Sheinbaum non accetta un intervento militare statunitense, che considera una violazione inaccettabile della sovranità messicana. I sondaggi indicano che l’opinione pubblica è in larga parte d’accordo con lei.

Nel secondo scenario proposto da Trump un anno fa a Sheinbaum, il Messico avrebbe evitato la presenza di soldati statunitensi sul proprio territorio ma si sarebbe impegnato a rafforzare la lotta ai cartelli con le proprie forze e si sarebbe fatto aiutare dall’intelligence americana: cosa che poi è successa.

Sheinbaum e il segretario di Stato statunitense, Marco Rubio, ne avevano parlato in un incontro avvenuto il 3 settembre del 2025, dopo il quale Rubio si era detto soddisfatto. La presidente del Messico aveva già promesso una linea dura contro i narcos prima della rielezione di Trump, ma ora c’è da chiedersi quanto la pressione statunitense stia condizionando le sue decisioni.

Il segretario di Stato statunitense Marco Rubio con la presidente messicana Claudia Sheinbaum, Città del Messico, 3 settembre 2025 (AP Photo/Jacquelyn Martin)

Il giornalista investigativo Steve Fisher ha scritto sul Los Angeles Times che i membri del governo messicano hanno discusso per mesi delle difficoltà legate alla cattura di El Mencho e valutato le probabili conseguenze violente del suo arresto, come gli ha detto una fonte a conoscenza di questi colloqui. I funzionari ritenevano che, se l’amministrazione della presidente Claudia Sheinbaum non fosse intervenuta, il presidente Trump avrebbe potuto lanciare un’operazione sul territorio messicano, ha aggiunto la stessa fonte.

Fisher, citando un’altra persona a conoscenza di queste esercitazioni, scrive che negli ultimi sei mesi, durante l’addestramento di routine dei soldati messicani da parte delle forze speciali statunitensi, la cattura di Oseguera è stata uno degli scenari ad alta priorità. Gli americani hanno fornito ai messicani la posizione esatta del capo del narcotraffico e un drone statunitense l’ha sorvegliata senza interruzioni fino all’arrivo delle forze speciali messicane.

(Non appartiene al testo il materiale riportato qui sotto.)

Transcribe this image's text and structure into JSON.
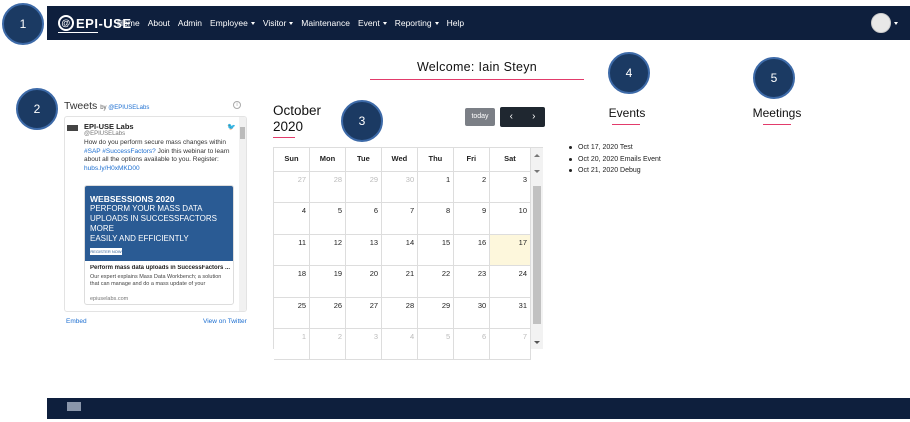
{
  "navbar": {
    "brand": "EPI-USE",
    "items": [
      {
        "label": "Home",
        "dropdown": false
      },
      {
        "label": "About",
        "dropdown": false
      },
      {
        "label": "Admin",
        "dropdown": false
      },
      {
        "label": "Employee",
        "dropdown": true
      },
      {
        "label": "Visitor",
        "dropdown": true
      },
      {
        "label": "Maintenance",
        "dropdown": false
      },
      {
        "label": "Event",
        "dropdown": true
      },
      {
        "label": "Reporting",
        "dropdown": true
      },
      {
        "label": "Help",
        "dropdown": false
      }
    ]
  },
  "callouts": [
    "1",
    "2",
    "3",
    "4",
    "5"
  ],
  "welcome": "Welcome: Iain Steyn",
  "twitter": {
    "title": "Tweets",
    "by": "by",
    "by_handle": "@EPIUSELabs",
    "account_name": "EPI-USE Labs",
    "account_handle": "@EPIUSELabs",
    "tweet_text": "How do you perform secure mass changes within",
    "tweet_hashtags": "#SAP #SuccessFactors?",
    "tweet_text2": "Join this webinar to learn about all the options available to you. Register:",
    "tweet_link": "hubs.ly/H0xMKD00",
    "card_heading": "WEBSESSIONS 2020",
    "card_line1": "PERFORM YOUR MASS DATA",
    "card_line2": "UPLOADS IN SUCCESSFACTORS MORE",
    "card_line3": "EASILY AND EFFICIENTLY",
    "card_button": "REGISTER NOW",
    "card_title": "Perform mass data uploads in SuccessFactors ...",
    "card_desc": "Our expert explains Mass Data Workbench; a solution that can manage and do a mass update of your",
    "card_domain": "epiuselabs.com",
    "embed": "Embed",
    "view_on_twitter": "View on Twitter"
  },
  "calendar": {
    "title_line1": "October",
    "title_line2": "2020",
    "today_label": "today",
    "prev_icon": "‹",
    "next_icon": "›",
    "weekdays": [
      "Sun",
      "Mon",
      "Tue",
      "Wed",
      "Thu",
      "Fri",
      "Sat"
    ],
    "weeks": [
      [
        "27",
        "28",
        "29",
        "30",
        "1",
        "2",
        "3"
      ],
      [
        "4",
        "5",
        "6",
        "7",
        "8",
        "9",
        "10"
      ],
      [
        "11",
        "12",
        "13",
        "14",
        "15",
        "16",
        "17"
      ],
      [
        "18",
        "19",
        "20",
        "21",
        "22",
        "23",
        "24"
      ],
      [
        "25",
        "26",
        "27",
        "28",
        "29",
        "30",
        "31"
      ],
      [
        "1",
        "2",
        "3",
        "4",
        "5",
        "6",
        "7"
      ]
    ],
    "today_date": "17"
  },
  "events": {
    "title": "Events",
    "items": [
      "Oct 17, 2020 Test",
      "Oct 20, 2020 Emails Event",
      "Oct 21, 2020 Debug"
    ]
  },
  "meetings": {
    "title": "Meetings"
  },
  "colors": {
    "navbar": "#0e1f3d",
    "accent": "#e23b6b",
    "link": "#1d6fd1",
    "today_highlight": "#fdf7dc"
  }
}
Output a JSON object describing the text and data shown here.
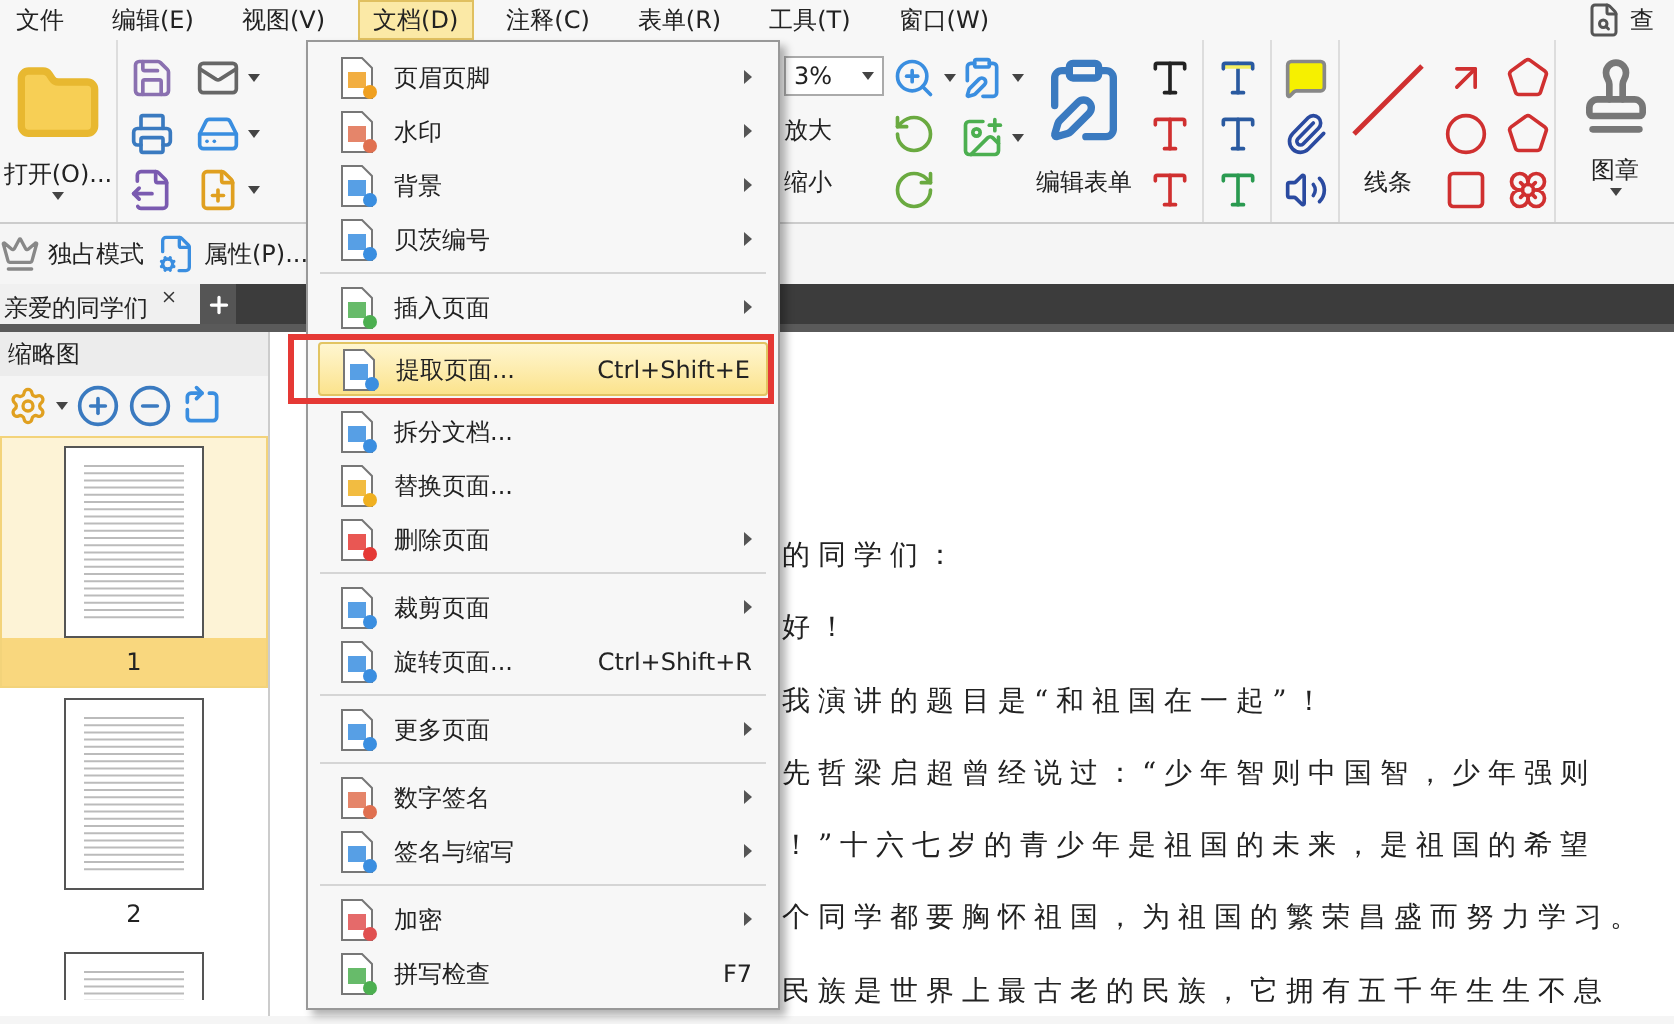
{
  "menu_bar": [
    {
      "label": "文件",
      "selected": false
    },
    {
      "label": "编辑(E)",
      "selected": false
    },
    {
      "label": "视图(V)",
      "selected": false
    },
    {
      "label": "文档(D)",
      "selected": true
    },
    {
      "label": "注释(C)",
      "selected": false
    },
    {
      "label": "表单(R)",
      "selected": false
    },
    {
      "label": "工具(T)",
      "selected": false
    },
    {
      "label": "窗口(W)",
      "selected": false
    }
  ],
  "find": {
    "label": "查"
  },
  "ribbon": {
    "open_label": "打开(O)...",
    "zoom_value": "3%",
    "zoom_in": "放大",
    "zoom_out": "缩小",
    "edit_form": "编辑表单",
    "line": "线条",
    "stamp": "图章"
  },
  "quick_bar": [
    {
      "label": "独占模式"
    },
    {
      "label": "属性(P)..."
    }
  ],
  "tabs": [
    {
      "label": "亲爱的同学们",
      "selected": true
    }
  ],
  "thumbnail_panel": {
    "title": "缩略图",
    "pages": [
      {
        "label": "1",
        "selected": true
      },
      {
        "label": "2",
        "selected": false
      }
    ],
    "partial_page": true
  },
  "document": {
    "lines": [
      "的同学们：",
      "好！",
      "我演讲的题目是“和祖国在一起”！",
      "先哲梁启超曾经说过：“少年智则中国智，少年强则",
      "！”十六七岁的青少年是祖国的未来，是祖国的希望",
      "个同学都要胸怀祖国，为祖国的繁荣昌盛而努力学习。",
      "民族是世界上最古老的民族，它拥有五千年生生不息"
    ]
  },
  "menu": {
    "groups": [
      {
        "items": [
          {
            "label": "页眉页脚",
            "submenu": true,
            "selected": false,
            "outlined": false
          },
          {
            "label": "水印",
            "submenu": true,
            "selected": false,
            "outlined": false
          },
          {
            "label": "背景",
            "submenu": true,
            "selected": false,
            "outlined": false
          },
          {
            "label": "贝茨编号",
            "submenu": true,
            "selected": false,
            "outlined": false
          }
        ]
      },
      {
        "items": [
          {
            "label": "插入页面",
            "submenu": true,
            "selected": false,
            "outlined": false
          },
          {
            "label": "提取页面...",
            "shortcut": "Ctrl+Shift+E",
            "submenu": false,
            "selected": true,
            "outlined": true
          },
          {
            "label": "拆分文档...",
            "submenu": false,
            "selected": false,
            "outlined": false
          },
          {
            "label": "替换页面...",
            "submenu": false,
            "selected": false,
            "outlined": false
          },
          {
            "label": "删除页面",
            "submenu": true,
            "selected": false,
            "outlined": false
          }
        ]
      },
      {
        "items": [
          {
            "label": "裁剪页面",
            "submenu": true,
            "selected": false,
            "outlined": false
          },
          {
            "label": "旋转页面...",
            "shortcut": "Ctrl+Shift+R",
            "submenu": false,
            "selected": false,
            "outlined": false
          }
        ]
      },
      {
        "items": [
          {
            "label": "更多页面",
            "submenu": true,
            "selected": false,
            "outlined": false
          }
        ]
      },
      {
        "items": [
          {
            "label": "数字签名",
            "submenu": true,
            "selected": false,
            "outlined": false
          },
          {
            "label": "签名与缩写",
            "submenu": true,
            "selected": false,
            "outlined": false
          }
        ]
      },
      {
        "items": [
          {
            "label": "加密",
            "submenu": true,
            "selected": false,
            "outlined": false
          },
          {
            "label": "拼写检查",
            "shortcut": "F7",
            "submenu": false,
            "selected": false,
            "outlined": false
          }
        ]
      }
    ]
  }
}
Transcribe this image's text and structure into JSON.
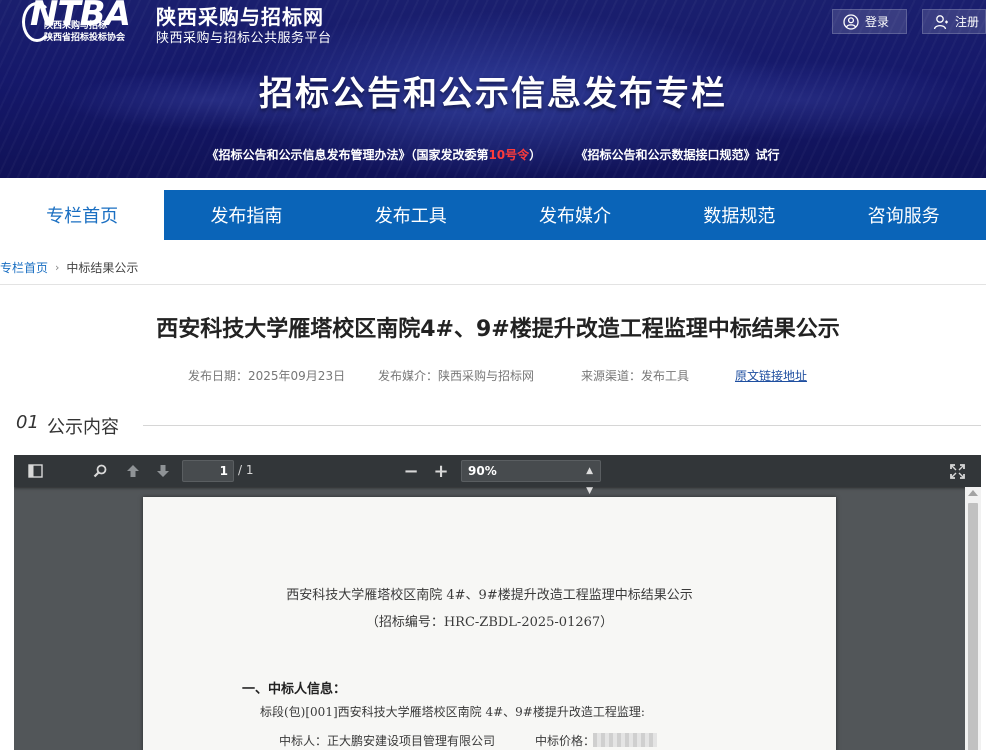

Secondo il New York Times, le operazioni contro i cartelli messicani nel 2025 sono state le più aggressive degli ultimi dieci anni. Nel suo primo anno da presidente, Sheinbaum ha ottenuto risultati di molto superiori a quelli del suo predecessore, Andrés Manuel López Obrador, che aveva preferito una strategia più morbida, concentrata sulle cause sociali del narcotraffico.

Nel primo anno di mandato di Sheinbaum, concluso il 30 settembre, le autorità messicane hanno dichiarato di aver arrestato quasi 35mila persone per reati legati ai gruppi criminali e di aver distrutto quasi 1.600 laboratori di droga. Durante la presidenza di López Obrador, gli arresti di questo tipo erano in media 8.900 all’anno e i laboratori distrutti 380. Le autorità hanno inoltre annunciato il sequestro di 3,8 milioni di pillole di fentanyl ed è un dato che in precedenza non veniva nemmeno conteggiato in modo sistematico.